Zu Beginn der Ackerbausaison vergangenen November und Dezember erschwerten häufige Niederschläge die Soja-, Zuckerrüben- und Maisernte und daher auch den nachfolgenden Anbau, vorwiegend von Winterweizen, ergänzt Niki Berlakovich, Vorsitzender des LKÖ-Pflanzenbau-Ausschusses und LK-Burgenland-Präsident. „Wir gehen sehr sorgsam mit unseren Böden um. Wenn sie zu feucht sind, fahren wir nicht mit schweren Maschinen ins Feld, um die Bodenstruktur nicht zu zerstören“, erklärt Berlakovich den Rückgang der Winterweizenfläche weiter. 

Enttäuschende Rapserträge

Jänner und Februar zeigten sich sehr trocken, wobei eine kurze Phase mit extremen Minus-temperaturen dazu führte, dass einige Getreideflächen abfroren, insbesondere im Herbst angebaute Sommergerste.
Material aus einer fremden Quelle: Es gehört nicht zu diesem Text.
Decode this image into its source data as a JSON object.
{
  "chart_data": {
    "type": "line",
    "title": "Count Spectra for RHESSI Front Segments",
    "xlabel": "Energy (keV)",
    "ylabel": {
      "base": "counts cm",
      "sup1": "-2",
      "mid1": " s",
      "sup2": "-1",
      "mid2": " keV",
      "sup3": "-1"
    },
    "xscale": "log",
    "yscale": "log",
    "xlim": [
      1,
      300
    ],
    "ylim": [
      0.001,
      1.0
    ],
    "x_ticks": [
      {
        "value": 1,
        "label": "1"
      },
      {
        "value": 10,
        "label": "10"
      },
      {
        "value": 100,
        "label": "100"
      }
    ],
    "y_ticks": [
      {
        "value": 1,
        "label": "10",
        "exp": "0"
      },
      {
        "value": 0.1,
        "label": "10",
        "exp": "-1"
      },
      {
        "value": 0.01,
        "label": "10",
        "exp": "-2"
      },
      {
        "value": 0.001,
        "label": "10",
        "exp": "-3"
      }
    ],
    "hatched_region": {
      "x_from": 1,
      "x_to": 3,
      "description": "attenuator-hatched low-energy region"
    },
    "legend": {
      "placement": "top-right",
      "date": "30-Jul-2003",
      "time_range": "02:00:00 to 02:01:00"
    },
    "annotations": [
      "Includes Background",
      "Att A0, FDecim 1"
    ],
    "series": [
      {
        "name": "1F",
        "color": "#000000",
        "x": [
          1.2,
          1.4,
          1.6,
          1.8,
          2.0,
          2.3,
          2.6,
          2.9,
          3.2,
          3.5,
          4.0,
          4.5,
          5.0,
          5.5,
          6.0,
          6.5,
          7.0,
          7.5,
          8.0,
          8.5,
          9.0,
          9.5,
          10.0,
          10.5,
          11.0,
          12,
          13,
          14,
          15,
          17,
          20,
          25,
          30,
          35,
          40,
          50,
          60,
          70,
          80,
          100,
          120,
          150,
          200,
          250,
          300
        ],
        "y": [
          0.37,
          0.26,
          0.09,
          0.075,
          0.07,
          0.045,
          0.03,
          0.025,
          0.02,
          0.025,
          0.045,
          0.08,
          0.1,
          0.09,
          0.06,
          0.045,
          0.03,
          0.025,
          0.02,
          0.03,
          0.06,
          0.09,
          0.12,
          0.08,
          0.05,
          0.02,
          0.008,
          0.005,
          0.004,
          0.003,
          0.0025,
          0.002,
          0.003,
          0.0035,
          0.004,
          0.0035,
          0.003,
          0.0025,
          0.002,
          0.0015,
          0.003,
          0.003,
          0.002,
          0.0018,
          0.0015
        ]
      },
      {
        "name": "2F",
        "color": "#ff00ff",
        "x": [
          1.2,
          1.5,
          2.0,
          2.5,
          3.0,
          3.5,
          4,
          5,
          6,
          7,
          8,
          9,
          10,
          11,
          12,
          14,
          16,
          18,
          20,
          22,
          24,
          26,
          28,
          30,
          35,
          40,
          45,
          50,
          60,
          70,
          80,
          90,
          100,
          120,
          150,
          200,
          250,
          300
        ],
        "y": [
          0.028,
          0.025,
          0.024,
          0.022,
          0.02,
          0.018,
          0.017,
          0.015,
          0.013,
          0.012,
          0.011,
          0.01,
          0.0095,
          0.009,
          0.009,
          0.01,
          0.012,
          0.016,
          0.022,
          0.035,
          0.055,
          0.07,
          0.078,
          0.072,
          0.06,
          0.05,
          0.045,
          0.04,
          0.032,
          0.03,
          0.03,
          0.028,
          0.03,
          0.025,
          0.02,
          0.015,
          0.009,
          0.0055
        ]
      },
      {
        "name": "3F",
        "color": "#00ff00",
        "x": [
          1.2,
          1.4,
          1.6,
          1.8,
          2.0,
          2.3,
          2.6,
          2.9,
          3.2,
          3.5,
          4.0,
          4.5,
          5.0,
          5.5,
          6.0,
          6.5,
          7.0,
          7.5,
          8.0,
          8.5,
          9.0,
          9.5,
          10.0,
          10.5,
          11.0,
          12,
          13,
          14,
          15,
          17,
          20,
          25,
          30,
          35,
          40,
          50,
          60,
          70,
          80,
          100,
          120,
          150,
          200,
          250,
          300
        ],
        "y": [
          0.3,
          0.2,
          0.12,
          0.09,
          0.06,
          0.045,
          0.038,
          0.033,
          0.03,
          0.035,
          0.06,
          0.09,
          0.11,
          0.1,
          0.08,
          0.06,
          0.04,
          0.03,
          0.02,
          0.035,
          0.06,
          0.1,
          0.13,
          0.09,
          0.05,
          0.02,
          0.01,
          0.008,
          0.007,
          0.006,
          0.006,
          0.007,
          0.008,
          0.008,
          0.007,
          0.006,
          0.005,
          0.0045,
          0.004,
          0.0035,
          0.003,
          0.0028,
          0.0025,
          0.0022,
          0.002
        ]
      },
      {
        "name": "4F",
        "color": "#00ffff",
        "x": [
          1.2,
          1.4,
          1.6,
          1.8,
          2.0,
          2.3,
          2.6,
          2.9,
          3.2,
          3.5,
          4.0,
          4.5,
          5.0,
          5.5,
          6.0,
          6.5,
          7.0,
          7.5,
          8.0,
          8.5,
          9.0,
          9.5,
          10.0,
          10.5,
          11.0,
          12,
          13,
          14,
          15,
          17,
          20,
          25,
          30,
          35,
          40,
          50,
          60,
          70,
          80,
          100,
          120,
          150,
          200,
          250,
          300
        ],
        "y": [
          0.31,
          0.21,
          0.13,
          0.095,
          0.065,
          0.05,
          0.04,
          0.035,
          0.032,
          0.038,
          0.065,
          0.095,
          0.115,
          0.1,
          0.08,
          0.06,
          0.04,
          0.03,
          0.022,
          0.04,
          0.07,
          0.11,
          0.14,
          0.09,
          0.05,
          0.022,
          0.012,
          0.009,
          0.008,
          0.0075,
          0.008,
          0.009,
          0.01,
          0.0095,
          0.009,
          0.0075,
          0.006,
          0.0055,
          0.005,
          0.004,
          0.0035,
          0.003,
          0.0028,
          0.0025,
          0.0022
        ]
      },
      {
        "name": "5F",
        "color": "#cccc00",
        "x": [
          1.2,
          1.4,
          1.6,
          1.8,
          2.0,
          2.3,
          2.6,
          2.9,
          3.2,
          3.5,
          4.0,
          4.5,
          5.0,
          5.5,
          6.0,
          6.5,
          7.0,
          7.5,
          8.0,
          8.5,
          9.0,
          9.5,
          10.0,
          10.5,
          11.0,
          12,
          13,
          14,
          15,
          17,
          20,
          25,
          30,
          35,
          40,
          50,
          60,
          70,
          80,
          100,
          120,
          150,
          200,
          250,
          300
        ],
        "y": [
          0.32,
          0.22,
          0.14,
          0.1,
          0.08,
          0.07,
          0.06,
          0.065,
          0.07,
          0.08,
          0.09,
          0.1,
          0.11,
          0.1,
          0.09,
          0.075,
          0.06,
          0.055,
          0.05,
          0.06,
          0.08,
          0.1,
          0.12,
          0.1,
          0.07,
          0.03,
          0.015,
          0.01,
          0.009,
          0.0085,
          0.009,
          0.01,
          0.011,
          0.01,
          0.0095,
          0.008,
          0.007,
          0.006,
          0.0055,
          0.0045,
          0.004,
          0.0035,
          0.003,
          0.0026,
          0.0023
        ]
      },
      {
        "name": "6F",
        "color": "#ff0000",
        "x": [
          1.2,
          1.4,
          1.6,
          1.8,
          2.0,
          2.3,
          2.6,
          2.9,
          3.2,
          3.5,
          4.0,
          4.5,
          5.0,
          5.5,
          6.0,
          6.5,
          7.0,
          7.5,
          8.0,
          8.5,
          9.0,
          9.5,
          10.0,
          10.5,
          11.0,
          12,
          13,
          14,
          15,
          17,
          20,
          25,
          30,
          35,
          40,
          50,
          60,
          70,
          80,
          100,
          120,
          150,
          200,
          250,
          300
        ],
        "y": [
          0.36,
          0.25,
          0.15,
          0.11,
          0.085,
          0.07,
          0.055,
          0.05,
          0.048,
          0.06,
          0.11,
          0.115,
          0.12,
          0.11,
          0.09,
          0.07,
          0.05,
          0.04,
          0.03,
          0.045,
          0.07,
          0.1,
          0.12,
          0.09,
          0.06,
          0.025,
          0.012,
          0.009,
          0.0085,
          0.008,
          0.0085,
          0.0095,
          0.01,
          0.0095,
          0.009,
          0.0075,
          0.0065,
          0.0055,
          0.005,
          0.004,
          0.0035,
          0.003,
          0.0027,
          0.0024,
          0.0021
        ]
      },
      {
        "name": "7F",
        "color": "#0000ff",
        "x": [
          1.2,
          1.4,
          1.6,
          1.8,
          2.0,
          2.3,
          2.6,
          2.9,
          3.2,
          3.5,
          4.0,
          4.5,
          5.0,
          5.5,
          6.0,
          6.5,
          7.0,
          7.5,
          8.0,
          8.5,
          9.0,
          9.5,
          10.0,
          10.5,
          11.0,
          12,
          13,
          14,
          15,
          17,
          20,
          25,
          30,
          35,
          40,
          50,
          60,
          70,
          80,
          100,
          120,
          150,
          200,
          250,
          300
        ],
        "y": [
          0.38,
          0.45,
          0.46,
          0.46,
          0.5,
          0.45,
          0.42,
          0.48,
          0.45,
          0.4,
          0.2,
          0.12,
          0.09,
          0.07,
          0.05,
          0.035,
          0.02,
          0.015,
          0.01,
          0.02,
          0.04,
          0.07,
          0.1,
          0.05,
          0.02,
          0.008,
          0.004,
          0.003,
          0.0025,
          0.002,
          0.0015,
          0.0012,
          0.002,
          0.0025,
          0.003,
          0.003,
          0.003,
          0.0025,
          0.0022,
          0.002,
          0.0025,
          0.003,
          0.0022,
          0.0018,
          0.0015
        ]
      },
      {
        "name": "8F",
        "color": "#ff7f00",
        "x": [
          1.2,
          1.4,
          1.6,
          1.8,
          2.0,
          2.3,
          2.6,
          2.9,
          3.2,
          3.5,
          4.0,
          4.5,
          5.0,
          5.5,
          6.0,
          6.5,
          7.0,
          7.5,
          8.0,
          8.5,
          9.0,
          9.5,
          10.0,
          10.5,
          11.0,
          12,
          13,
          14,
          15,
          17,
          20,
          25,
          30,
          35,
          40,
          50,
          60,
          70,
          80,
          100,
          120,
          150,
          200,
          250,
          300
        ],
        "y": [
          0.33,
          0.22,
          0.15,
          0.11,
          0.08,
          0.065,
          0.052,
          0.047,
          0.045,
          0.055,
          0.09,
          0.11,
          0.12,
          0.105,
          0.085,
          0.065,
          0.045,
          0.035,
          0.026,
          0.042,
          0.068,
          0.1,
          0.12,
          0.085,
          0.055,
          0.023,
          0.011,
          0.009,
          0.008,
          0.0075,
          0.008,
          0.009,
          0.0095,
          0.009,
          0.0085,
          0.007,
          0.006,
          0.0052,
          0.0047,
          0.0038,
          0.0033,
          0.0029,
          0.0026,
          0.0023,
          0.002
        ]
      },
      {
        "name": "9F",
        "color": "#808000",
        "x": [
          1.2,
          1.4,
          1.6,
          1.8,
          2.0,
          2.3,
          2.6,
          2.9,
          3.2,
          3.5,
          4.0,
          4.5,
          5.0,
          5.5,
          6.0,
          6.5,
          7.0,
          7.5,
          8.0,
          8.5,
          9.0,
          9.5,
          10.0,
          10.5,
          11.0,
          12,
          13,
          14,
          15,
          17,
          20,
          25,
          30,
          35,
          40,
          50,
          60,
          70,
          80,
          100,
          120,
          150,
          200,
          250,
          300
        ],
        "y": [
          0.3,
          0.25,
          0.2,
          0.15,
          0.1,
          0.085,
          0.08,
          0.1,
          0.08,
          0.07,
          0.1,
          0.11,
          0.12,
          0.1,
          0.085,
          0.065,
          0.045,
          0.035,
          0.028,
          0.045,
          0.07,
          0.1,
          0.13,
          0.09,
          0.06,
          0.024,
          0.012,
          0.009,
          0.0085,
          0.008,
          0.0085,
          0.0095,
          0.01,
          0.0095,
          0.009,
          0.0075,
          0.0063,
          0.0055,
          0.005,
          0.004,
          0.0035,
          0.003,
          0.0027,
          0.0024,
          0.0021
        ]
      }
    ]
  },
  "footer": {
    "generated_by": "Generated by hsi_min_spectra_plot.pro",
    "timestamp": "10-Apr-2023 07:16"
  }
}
Die darauffolgende Wärmephase bewirkte, dass die Vegetation um mindestens drei Wochen früher begonnen habe als in den vergangenen Jahren, so Berlakovich.

Von Mitte April bis Anfang Mai haben tiefe Temperaturen von bis zu minus 7 Grad vor allem dem blühenden Raps geschadet. „Wir sehen das jetzt bei den ersten, sehr enttäuschenden Rapserträgen“, unterstreicht Berlakovich. Insgesamt werde aber von einem „klassischen“ Getreidewetter mit wüchsigen Temperaturen bis zu 25 Grad bei guter Wasserversorgung gesprochen. „Im Mai und Juni herrschten jedoch in vielen Regionen Extremniederschläge und Überschwemmungen, sodass Befahrung und dringend notwendige Pflegemaßnahmen teilweise unmöglich waren“, so der Ausschuss-Vorsitzende weiter. 

Auch im Grünland sei der viele Regen eine Herausforderung. Vor allem im Berggebiet konnte der erste Schnitt trotz der sehr frühen, fortgeschrittenen Vegetation – wenn überhaupt – erst in den letzten Tagen eingebracht werden.

Weniger Weichweizen

Großer Verlierer bei den Anbauflächen ist mit 13.000 Hektar weniger (-2,5 Prozent) das Getreide (ohne Mais). Im Vergleich zum langjährigen Mittel sind es sogar um 25.000 Hektar (-4,7 Prozent) weniger. Mais verlor über 12.400 Hektar (-5,9 Prozent), Silomais wurde mit einem Plus von 2.300 Hektar (+2,7 Prozent) etwas ausgeweitet.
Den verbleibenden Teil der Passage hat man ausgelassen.